In 1976, Tom Paine was Kristol's surrogate for Thomas Jefferson. Recently, however, Kristol has lost all restraint in belittling, not only Jefferson, but the entire Founding. The authors of the Constitution, he now says,

were for the most part not particularly interested in religion. I am not aware that any of them wrote anything worth reading on religion, especially Jefferson, who wrote nothing worth reading on religion or almost anything else.

For more context on Kristol's rant, one must understand that the East Coast Straussians of which he was one viewed the American Founding -- or least its natural rights rhetoric -- as flawed. They defend the constitutionalism of the founding, strictly construed, and grounded in a slow moving tradition, sans the natural rights of the Declaration of Independence.


Tom Van Dyke said...

The East Coast Straussians are pretty much Platonists and truer to Leo Strauss hisself. The West Coast Straussians via Harry Jaffa are off Strauss' track, much more Christian and American.

J said...


Madison's condemnation of majority rule is virtually identical with Aristotle's in the Third Book of the The Politics. There, Aristotle denounces the very idea that the poor, by the mere force of numbers, may take away the property of the rich. Only within the framework of natural rights—among which are the equal rights of all human persons: rights to life, liberty, and property—can majority rule function rightly and legitimately.

Jaffa, whatever one thinks of him, understands the Federalist mind, and the dangers thereof. When the statesman's in doubt --like about democracy, voting, property rights, and legislative power itself--he should stick with the Klassix. Aristotle also sanctioned slavery, celebrated military force (ie might makes right), aristocratic heritiage, and hardly supported "equal rights". He was not arguing for democracy, but for a Mussolini-like rule of the powerful. Machiavelli loves Aristotle.

In effect Jaffa wants it both ways--equal rights based on natural law in principle, but a government which can prevent a majority from voting in laws which would harm the wealth/powerful minority.
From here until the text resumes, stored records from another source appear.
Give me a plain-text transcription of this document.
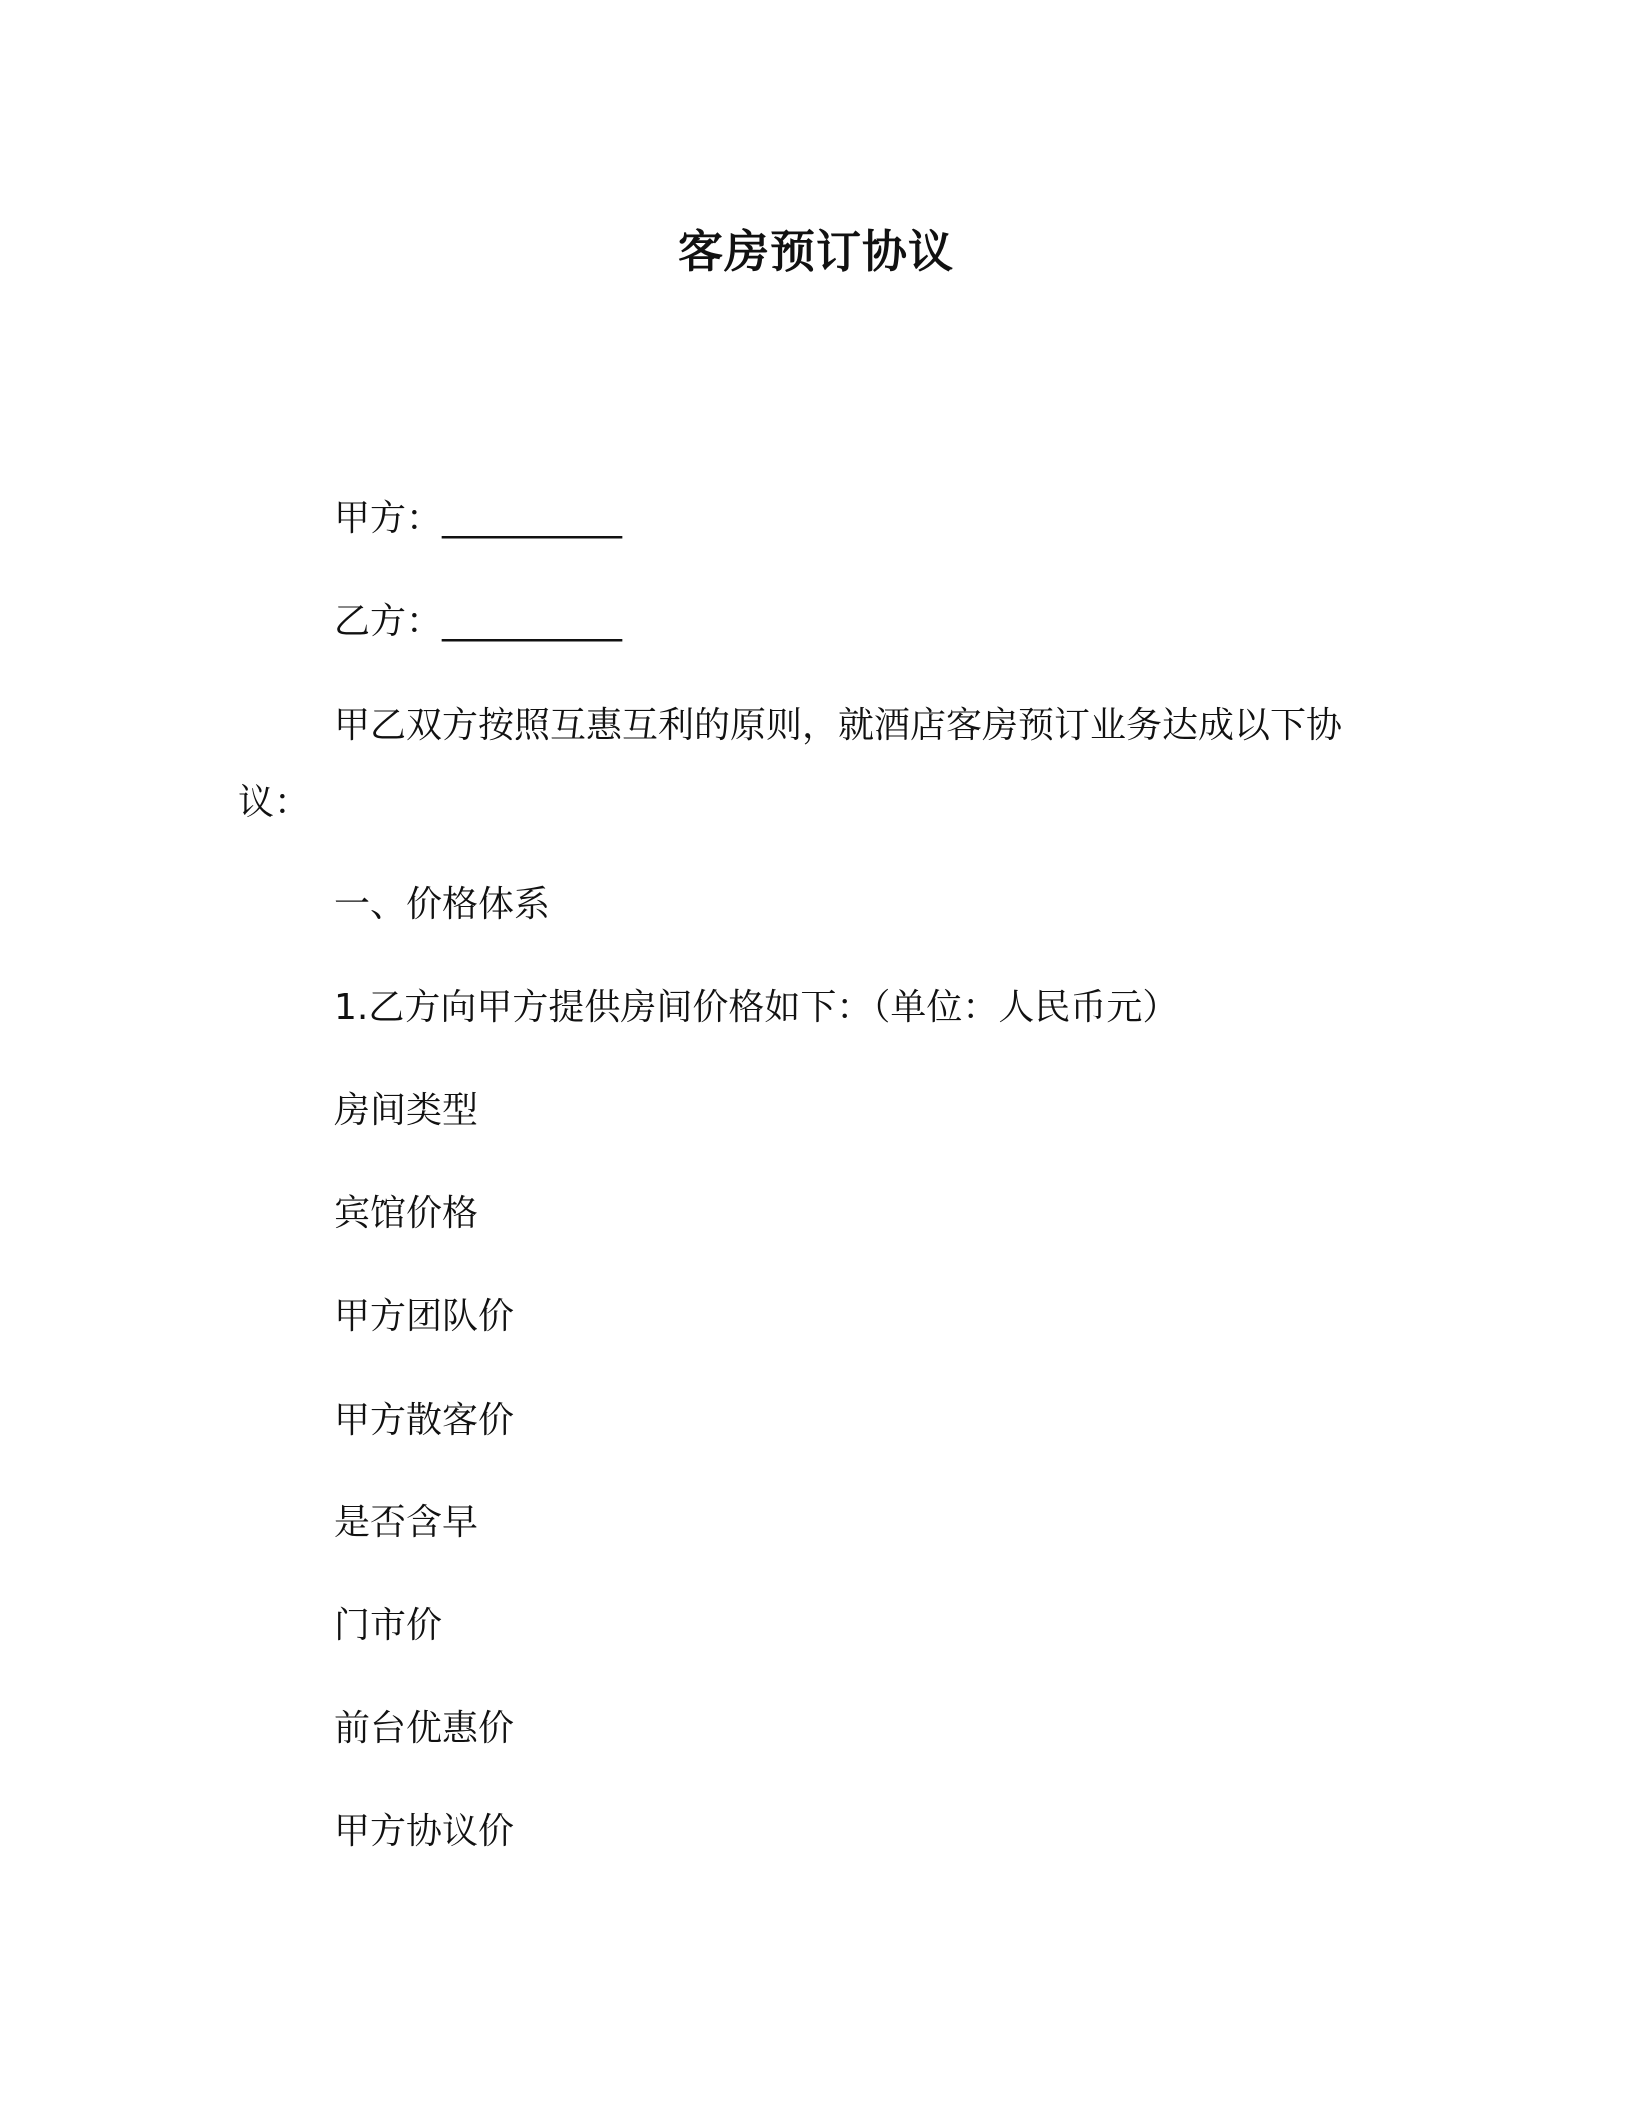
客房预订协议
甲方：__________
乙方：__________
甲乙双方按照互惠互利的原则，就酒店客房预订业务达成以下协
议：
一、价格体系
1.乙方向甲方提供房间价格如下：（单位：人民币元）
房间类型
宾馆价格
甲方团队价
甲方散客价
是否含早
门市价
前台优惠价
甲方协议价
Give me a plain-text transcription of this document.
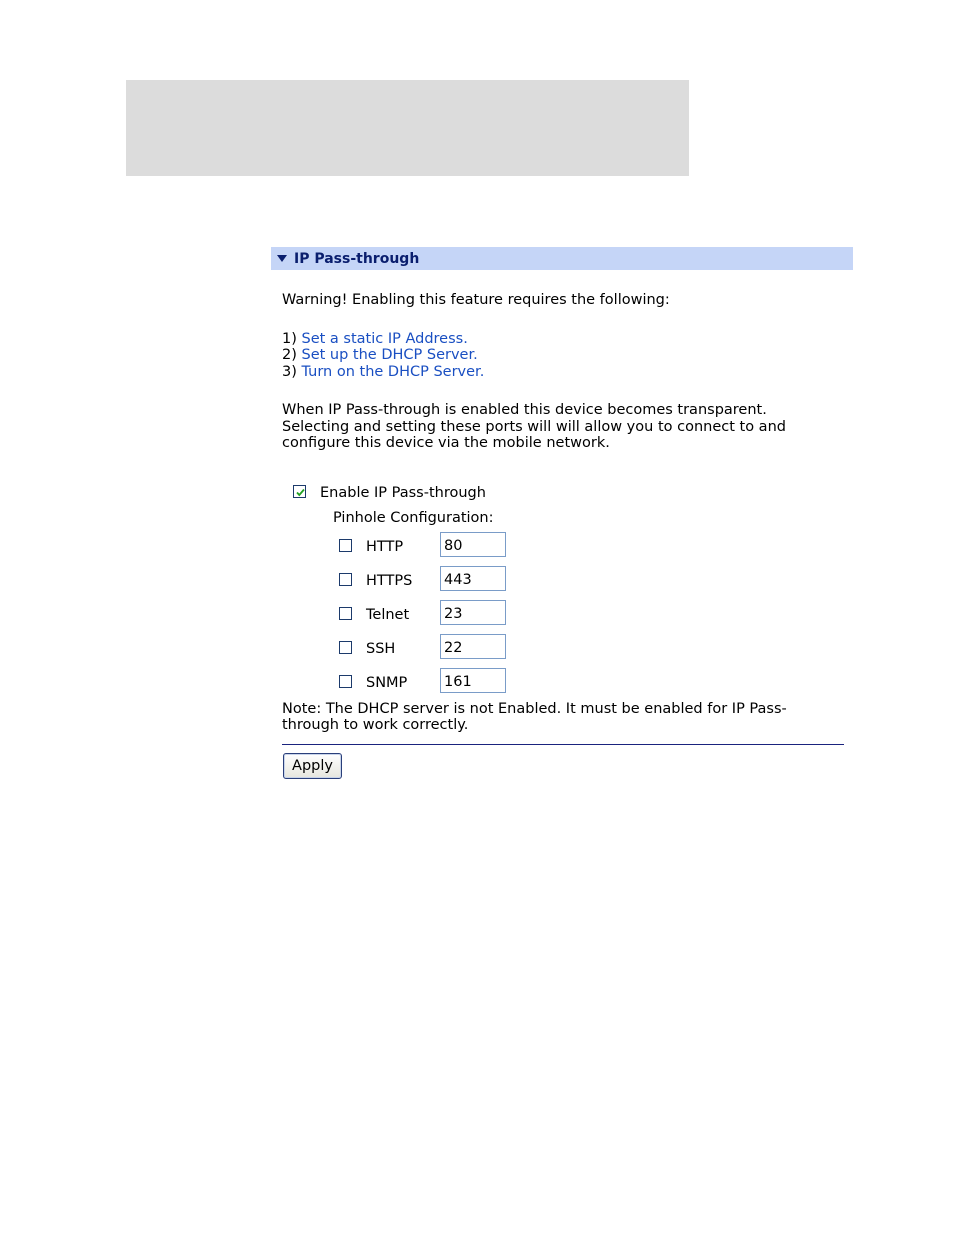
IP Pass-through
Warning! Enabling this feature requires the following:
1) Set a static IP Address.
2) Set up the DHCP Server.
3) Turn on the DHCP Server.
When IP Pass-through is enabled this device becomes transparent.
Selecting and setting these ports will will allow you to connect to and
configure this device via the mobile network.
Enable IP Pass-through
Pinhole Configuration:
HTTP
80
HTTPS
443
Telnet
23
SSH
22
SNMP
161
Note: The DHCP server is not Enabled. It must be enabled for IP Pass-
through to work correctly.
Apply
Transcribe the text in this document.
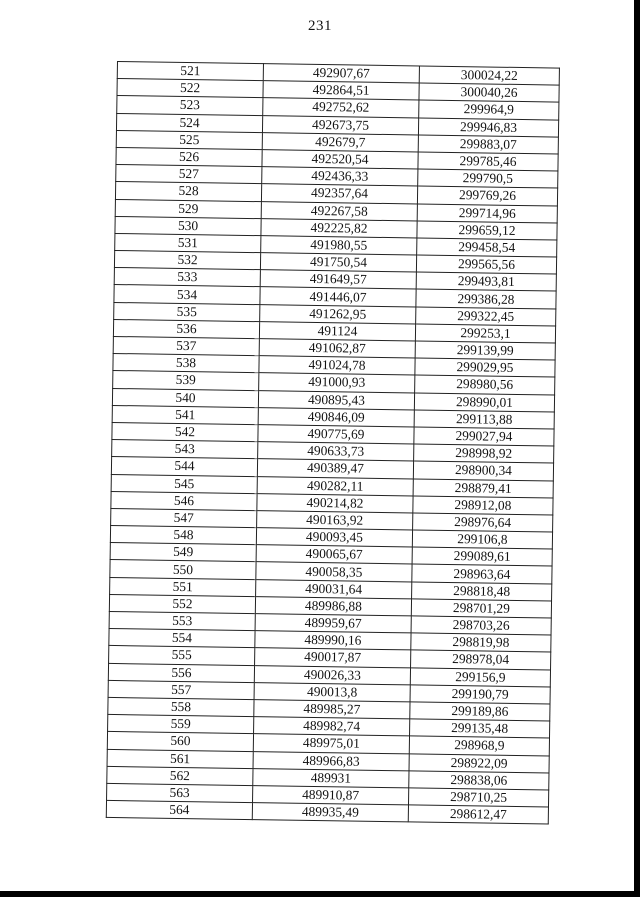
231
521	492907,67	300024,22
522	492864,51	300040,26
523	492752,62	299964,9
524	492673,75	299946,83
525	492679,7	299883,07
526	492520,54	299785,46
527	492436,33	299790,5
528	492357,64	299769,26
529	492267,58	299714,96
530	492225,82	299659,12
531	491980,55	299458,54
532	491750,54	299565,56
533	491649,57	299493,81
534	491446,07	299386,28
535	491262,95	299322,45
536	491124	299253,1
537	491062,87	299139,99
538	491024,78	299029,95
539	491000,93	298980,56
540	490895,43	298990,01
541	490846,09	299113,88
542	490775,69	299027,94
543	490633,73	298998,92
544	490389,47	298900,34
545	490282,11	298879,41
546	490214,82	298912,08
547	490163,92	298976,64
548	490093,45	299106,8
549	490065,67	299089,61
550	490058,35	298963,64
551	490031,64	298818,48
552	489986,88	298701,29
553	489959,67	298703,26
554	489990,16	298819,98
555	490017,87	298978,04
556	490026,33	299156,9
557	490013,8	299190,79
558	489985,27	299189,86
559	489982,74	299135,48
560	489975,01	298968,9
561	489966,83	298922,09
562	489931	298838,06
563	489910,87	298710,25
564	489935,49	298612,47
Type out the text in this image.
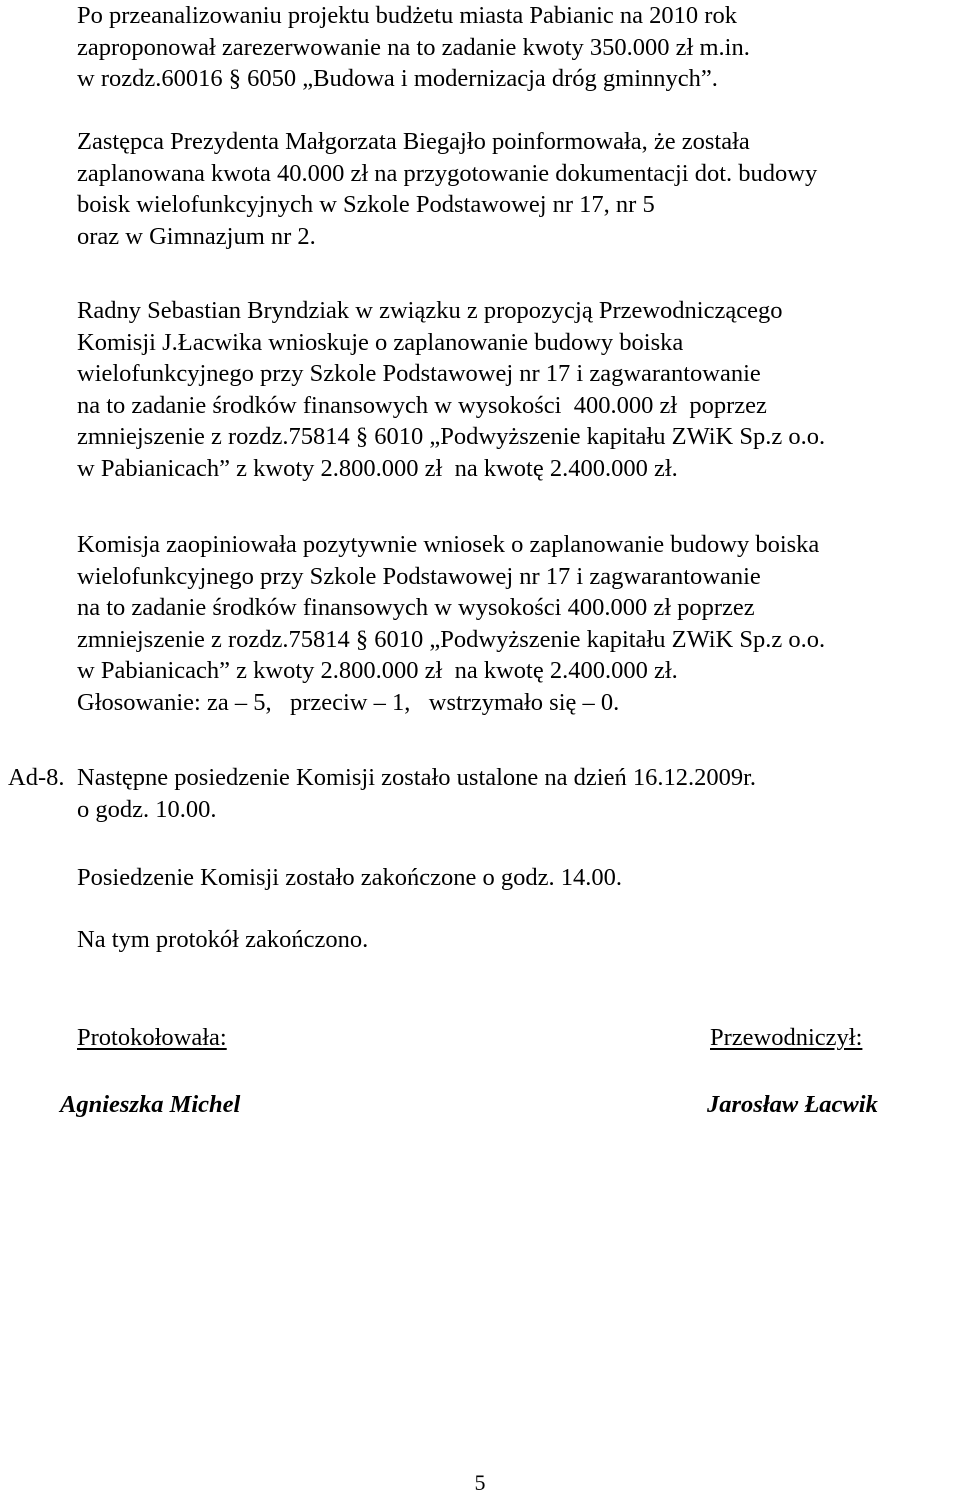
Po przeanalizowaniu projektu budżetu miasta Pabianic na 2010 rok
zaproponował zarezerwowanie na to zadanie kwoty 350.000 zł m.in.
w rozdz.60016 § 6050 „Budowa i modernizacja dróg gminnych”.
Zastępca Prezydenta Małgorzata Biegajło poinformowała, że została
zaplanowana kwota 40.000 zł na przygotowanie dokumentacji dot. budowy
boisk wielofunkcyjnych w Szkole Podstawowej nr 17, nr 5
oraz w Gimnazjum nr 2.
Radny Sebastian Bryndziak w związku z propozycją Przewodniczącego
Komisji J.Łacwika wnioskuje o zaplanowanie budowy boiska
wielofunkcyjnego przy Szkole Podstawowej nr 17 i zagwarantowanie
na to zadanie środków finansowych w wysokości  400.000 zł  poprzez
zmniejszenie z rozdz.75814 § 6010 „Podwyższenie kapitału ZWiK Sp.z o.o.
w Pabianicach” z kwoty 2.800.000 zł  na kwotę 2.400.000 zł.
Komisja zaopiniowała pozytywnie wniosek o zaplanowanie budowy boiska
wielofunkcyjnego przy Szkole Podstawowej nr 17 i zagwarantowanie
na to zadanie środków finansowych w wysokości 400.000 zł poprzez
zmniejszenie z rozdz.75814 § 6010 „Podwyższenie kapitału ZWiK Sp.z o.o.
w Pabianicach” z kwoty 2.800.000 zł  na kwotę 2.400.000 zł.
Głosowanie: za – 5,   przeciw – 1,   wstrzymało się – 0.
Ad-8. Następne posiedzenie Komisji zostało ustalone na dzień 16.12.2009r.
o godz. 10.00.
Posiedzenie Komisji zostało zakończone o godz. 14.00.
Na tym protokół zakończono.
Protokołowała:	Przewodniczył:
Agnieszka Michel	Jarosław Łacwik
5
Madison does at times seem anti-democratic in the Fed papers, but not to the extent that Jaffa believes him to be. Mad. abandoned the Federalists after the ratifying of the Constitution and joins Jefferson's faction, those wretched American jacobins.

Phil Johnson said...

Sometimes we might get carried away on the details of what some supposed intellect like Irving Krostol has to say.
You have to understand where he comes from in order to qualify his worth in any worthwhile discussion.

J said...

What think you of Jaffa's essay, Pinkster?

He's another clever crypto-vichy type from Claremont, methinx

Phil Johnson said...

J asks, "What think you of Jaffa's essay...?"
I think it drives the main spike all the way home.
America's Founding was, arguably, all about slavery.

Tom Van Dyke said...

This discussion is underinformed.

The facts are here, for those interested:

"Harry Jaffa and Harvey Mansfield are two of the ablest among those whose study of America has been shaped and helped by what they learned from Strauss. Both men are patriots. Both admire the Founders and the Constitution. Yet their views on the matter of human equality appear to be complete opposites. Jaffa affirms Lincoln's sweeping claim that the self-evident truth that all men are created equal is "the father of all moral principle" in the hearts of Americans. But Mansfield says that "all men are created equal" is only a "self-evident half-truth," and he argues that constitutionalism today is harmed rather than helped by appeals to equality.

Who is right, Jaffa or Mansfield? or neither? An adequate answer to these questions would require a much fuller treatment than I can present here. But I can at least give an overview, so that readers may have a sense of what is at stake and how to think about the different approaches of these two outstanding scholars...

[Thomas G. West is a personal favorite, BTW.]